Evidence of the latter is that the kiwi appreciated 4 per cent or nearly 3c against the Australian dollar over the course of May.
So it can't all be put down to investors being out of love with the United States.
But a lot of it can. Right now when investors look at the US they see uncertainty about monetary policy (what happens after the imminent end of the Federal Reserve's quantitative easing?) and fiscal policy (that huge deficit and political wrangling over a looming breach of the debt ceiling).
The euro remains overshadowed by sovereign debt issues in some of its weaker members, Greece especially.
And while investors would no doubt love to be long renminbi, China is a long way from acceding to calls to allow its currency to float.
No wonder the commodity currencies, including ours, look relatively good to institutions searching for somewhere to park their money. These are powerful forces about which nobody in New Zealand can do anything.
Another box unticked.
The fourth test is whether intervening to lower the value of the kiwi dollar would be consistent with what the Reserve Bank is trying to do with monetary policy.

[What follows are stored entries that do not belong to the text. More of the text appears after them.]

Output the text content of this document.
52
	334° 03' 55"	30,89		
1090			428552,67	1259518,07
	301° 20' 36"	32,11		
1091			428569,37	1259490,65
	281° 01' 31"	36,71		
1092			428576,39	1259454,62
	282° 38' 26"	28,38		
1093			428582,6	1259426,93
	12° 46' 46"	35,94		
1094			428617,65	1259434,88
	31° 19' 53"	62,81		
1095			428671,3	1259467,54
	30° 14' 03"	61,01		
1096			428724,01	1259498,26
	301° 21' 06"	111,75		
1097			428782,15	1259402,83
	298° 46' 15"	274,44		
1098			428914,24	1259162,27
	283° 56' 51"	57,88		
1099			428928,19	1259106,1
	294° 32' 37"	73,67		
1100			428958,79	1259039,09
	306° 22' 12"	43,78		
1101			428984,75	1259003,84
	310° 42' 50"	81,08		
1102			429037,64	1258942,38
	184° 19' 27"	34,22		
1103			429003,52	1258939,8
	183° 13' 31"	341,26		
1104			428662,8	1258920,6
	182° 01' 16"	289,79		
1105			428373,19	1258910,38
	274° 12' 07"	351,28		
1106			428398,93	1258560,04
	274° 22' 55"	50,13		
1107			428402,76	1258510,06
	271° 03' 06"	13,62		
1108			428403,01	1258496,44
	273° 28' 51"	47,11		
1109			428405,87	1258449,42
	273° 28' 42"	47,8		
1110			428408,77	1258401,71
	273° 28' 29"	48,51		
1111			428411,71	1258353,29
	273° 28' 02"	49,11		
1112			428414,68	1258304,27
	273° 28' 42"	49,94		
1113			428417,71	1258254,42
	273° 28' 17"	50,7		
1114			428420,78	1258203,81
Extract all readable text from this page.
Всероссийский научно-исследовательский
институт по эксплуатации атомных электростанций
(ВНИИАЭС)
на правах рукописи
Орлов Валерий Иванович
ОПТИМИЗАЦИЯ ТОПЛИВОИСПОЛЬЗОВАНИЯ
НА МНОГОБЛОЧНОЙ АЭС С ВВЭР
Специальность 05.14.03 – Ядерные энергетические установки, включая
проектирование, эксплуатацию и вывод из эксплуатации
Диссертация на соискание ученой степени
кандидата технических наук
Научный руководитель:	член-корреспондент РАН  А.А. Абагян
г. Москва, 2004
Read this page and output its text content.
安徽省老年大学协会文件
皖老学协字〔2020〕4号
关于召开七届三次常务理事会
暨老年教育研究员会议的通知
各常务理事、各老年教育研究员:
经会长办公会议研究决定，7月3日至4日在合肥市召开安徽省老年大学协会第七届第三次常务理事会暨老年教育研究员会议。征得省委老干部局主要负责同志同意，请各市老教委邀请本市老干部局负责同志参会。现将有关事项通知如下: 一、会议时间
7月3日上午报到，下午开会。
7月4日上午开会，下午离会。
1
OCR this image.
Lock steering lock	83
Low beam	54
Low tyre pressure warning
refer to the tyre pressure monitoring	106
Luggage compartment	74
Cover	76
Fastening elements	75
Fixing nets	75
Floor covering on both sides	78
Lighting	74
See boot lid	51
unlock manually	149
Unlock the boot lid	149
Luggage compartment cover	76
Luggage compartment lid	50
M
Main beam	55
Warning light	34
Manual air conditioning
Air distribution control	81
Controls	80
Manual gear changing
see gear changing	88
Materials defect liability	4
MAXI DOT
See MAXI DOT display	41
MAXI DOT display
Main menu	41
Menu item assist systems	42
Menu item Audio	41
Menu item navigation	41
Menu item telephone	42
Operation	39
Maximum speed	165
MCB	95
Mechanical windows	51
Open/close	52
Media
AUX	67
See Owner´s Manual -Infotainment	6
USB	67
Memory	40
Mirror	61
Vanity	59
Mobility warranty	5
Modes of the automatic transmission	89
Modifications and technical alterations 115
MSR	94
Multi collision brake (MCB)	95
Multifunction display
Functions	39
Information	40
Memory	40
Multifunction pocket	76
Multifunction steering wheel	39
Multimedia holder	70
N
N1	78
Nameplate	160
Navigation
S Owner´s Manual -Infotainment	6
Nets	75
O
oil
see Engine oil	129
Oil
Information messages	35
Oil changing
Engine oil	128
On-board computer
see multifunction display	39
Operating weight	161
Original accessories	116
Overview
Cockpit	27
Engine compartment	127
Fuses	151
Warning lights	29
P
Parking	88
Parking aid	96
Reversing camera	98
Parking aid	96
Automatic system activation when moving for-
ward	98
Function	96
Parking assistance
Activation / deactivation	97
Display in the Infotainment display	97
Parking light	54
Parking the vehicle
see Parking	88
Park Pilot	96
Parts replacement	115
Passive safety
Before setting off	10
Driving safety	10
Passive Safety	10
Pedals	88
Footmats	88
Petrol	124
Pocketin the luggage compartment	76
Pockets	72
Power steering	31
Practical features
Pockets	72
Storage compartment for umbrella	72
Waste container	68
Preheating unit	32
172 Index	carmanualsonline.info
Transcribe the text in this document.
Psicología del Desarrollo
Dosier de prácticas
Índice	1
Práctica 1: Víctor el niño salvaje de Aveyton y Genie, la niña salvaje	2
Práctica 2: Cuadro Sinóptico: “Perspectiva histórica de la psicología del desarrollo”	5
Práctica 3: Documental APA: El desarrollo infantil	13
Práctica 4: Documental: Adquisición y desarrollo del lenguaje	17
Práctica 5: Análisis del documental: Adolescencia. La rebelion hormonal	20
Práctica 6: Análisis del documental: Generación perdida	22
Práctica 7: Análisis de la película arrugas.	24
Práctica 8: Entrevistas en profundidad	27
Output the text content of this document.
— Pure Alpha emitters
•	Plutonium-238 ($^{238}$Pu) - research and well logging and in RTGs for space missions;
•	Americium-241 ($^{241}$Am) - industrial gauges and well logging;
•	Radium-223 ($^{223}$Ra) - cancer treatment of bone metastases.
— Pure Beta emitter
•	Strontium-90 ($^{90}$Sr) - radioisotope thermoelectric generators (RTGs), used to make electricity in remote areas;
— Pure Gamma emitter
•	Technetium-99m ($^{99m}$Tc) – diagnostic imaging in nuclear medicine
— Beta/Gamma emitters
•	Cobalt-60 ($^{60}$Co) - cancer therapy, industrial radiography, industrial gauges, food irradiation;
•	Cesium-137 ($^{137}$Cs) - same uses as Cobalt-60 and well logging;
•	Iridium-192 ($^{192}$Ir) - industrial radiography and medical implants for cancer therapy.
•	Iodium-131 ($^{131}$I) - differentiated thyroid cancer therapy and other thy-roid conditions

Its most recent move, of course, was to ease, when it cut the official cash rate by 50 basis points to bolster confidence in the aftermath of the February earthquake, and perhaps correct a premature tightening in the middle of last year.
But the bank made it fairly clear that this was a temporary measure and that it expected the next move in interest rates to be up, though not until it sees the whites of the recovery's eyes.
Since then the exchange rate has risen 9 per cent on a trade-weighted basis, which represents a significant tightening of monetary conditions.
It ought to reduce inflationary pressure, by making imported goods, including oil, cheaper.
How much good it does on that front will depend on how much the distributors and retailers of imported goods use the exchange rate relief to rebuild margins. But with consumer spending subdued competitive pressure ought to encourage a high degree of pass-through to consumers.
We will discover next week when it delivers its June monetary policy statement whether the Reserve Bank is taking a less sanguine view of the inflation outlook than it did in March.
If so, it will reinforce the markets' increasing tendency to expect the next OCR rise to occur before the end of the year.
That is one of the factors which has propelled the dollar higher lately.
If the bank's serenity levels about inflation have not changed, there are a few market economists around who think they should have.
The irony is that the more that hawkish view is reflected in an inflow of money, which pushes the exchange rate up, the more it does the bank's tightening work for it, allowing it to leave the OCR at its all-time low for longer.
Jury out, then, on the last box.
So where does this leave us?
We cannot take too much comfort from the fact that April saw a record monthly trade surplus.
Finance Minister Bill English pointed to it as as evidence that "our export sector has got used to a dollar over [US]70c and is performing pretty well".
It takes time for spot exchange rates to flow through to the prices of goods crossing the wharves and a dollar over US80c would be a lot harder to live with.
The ANZ commodity price index shows the exchange rate starting to weigh more heavily on export returns.
While world prices for a basket of New Zealand's export commodities hit a record high last month in the 25-year history of the index, they have risen only half as much in New Zealand dollar terms over the past year as they have in world price terms.
But that works in both directions.
A floating exchange rate softened the blow of the collapse in commodity prices in the wake of the global financial crisis, absorbing a third of the decline.
You don't hear calls these days to adopt the aussie dollar. Manufacturing exporters are currently enjoying a 24 per cent discount to the aussie, the best for many years.
And a dollar that was 25c higher against the US dollar would be pretty hard for New Zealand exporters to live with.
That would be serious pain.
So a freely floating exchange rate still looks like what Winston Churchill said about democracy - the worst system apart from all the others.